When you say throughput are you referring to disk read/write IO or network IO - or some combination of both?
Do you have an example of what you mean by “heavy workloads”?
Generally speaking, throughput and latency are in conflict. To improve throughput, you can increase various network and I/O buffers until RAM is your primary constraint, pinning cores for network I/O to avoid context switches impacting bandwidth, and turn off all power saving features to ensure the CPU is always available by putting the CPU governor in performance mode (basically turning off various CPU power saving features). This will impact tail latencies in response time for requests by increasing queue length for processing.
One way to configure a lot of these things in the OS is to use tuned to choose “network-throughput” as a tuned profile, and make sure you have enough RAM per core in cloud instances.
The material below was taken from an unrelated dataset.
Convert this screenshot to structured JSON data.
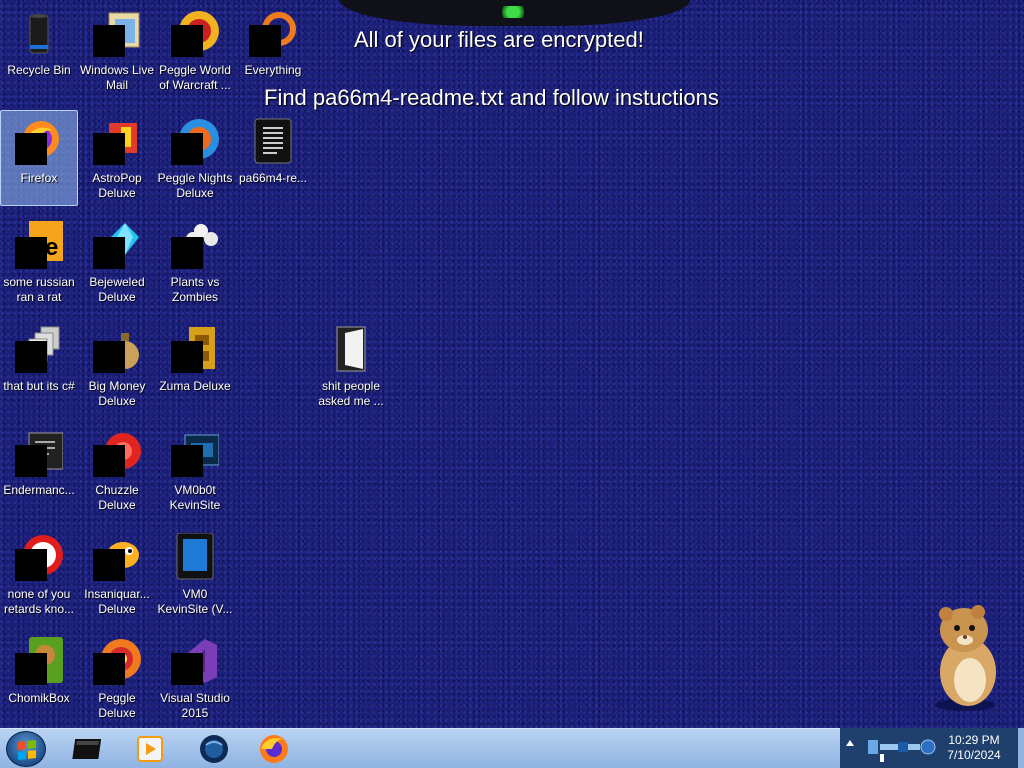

For throughput-intensive workloads, making sure that you have enough CPUs to handle the compute requirements of the application is important too, obviously, or you won’t get to that situation where network I/O and RAM are the constraints.
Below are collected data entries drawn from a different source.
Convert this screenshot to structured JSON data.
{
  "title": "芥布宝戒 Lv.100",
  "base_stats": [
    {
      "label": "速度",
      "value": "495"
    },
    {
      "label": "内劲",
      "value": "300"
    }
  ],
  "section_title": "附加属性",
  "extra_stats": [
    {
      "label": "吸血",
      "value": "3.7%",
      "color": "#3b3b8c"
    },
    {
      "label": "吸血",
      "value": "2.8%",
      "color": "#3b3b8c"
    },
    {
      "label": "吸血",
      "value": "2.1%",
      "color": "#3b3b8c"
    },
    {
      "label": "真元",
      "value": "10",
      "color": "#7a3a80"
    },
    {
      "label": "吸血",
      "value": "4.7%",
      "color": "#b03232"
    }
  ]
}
Looking at the network-throughput
tuned profile, which includes the throughput-performance
profile, the highlights are:
[cpu]
governor=performance
energy_perf_bias=performance
min_perf_pct=100
energy_performance_preference=performance
this puts the CPU in performance
mode, and turns off power management features.
[disk]
# Set disk readahead to 4M (large disk I/O buffer).
readahead=>4096
[sysctl]
# Avoid swapping processes out of physical memory aggressively (value is 0-100)
vm.swappiness=10
# Increase the max socket queue length fron the default (128) to a larger value (max in
# Linux is 64K, and 4096 on older kernels)
net.core.somaxconn=>2048
# Increase kernel network buffer size maximums.
#
# The buffer tuning values below do not account for any potential hugepage allocation.
# Ensure that you do not oversubscribe system memory.
net.ipv4.tcp_rmem="4096 131072 16777216"
net.ipv4.tcp_wmem="4096 16384 16777216"
The comments are pretty explanatory here - and you can use these profiles as a basis for your own, with extra configurations or options overridden to your preferred values.
Due to the high core density of Ampere processors, workloads should be well parallelized to take full advantage of the many cores—for example, by adding more worker threads or running multiple workload instances simultaneously. Tools like htop
provide an overview of how workload threads are distributed across the cores.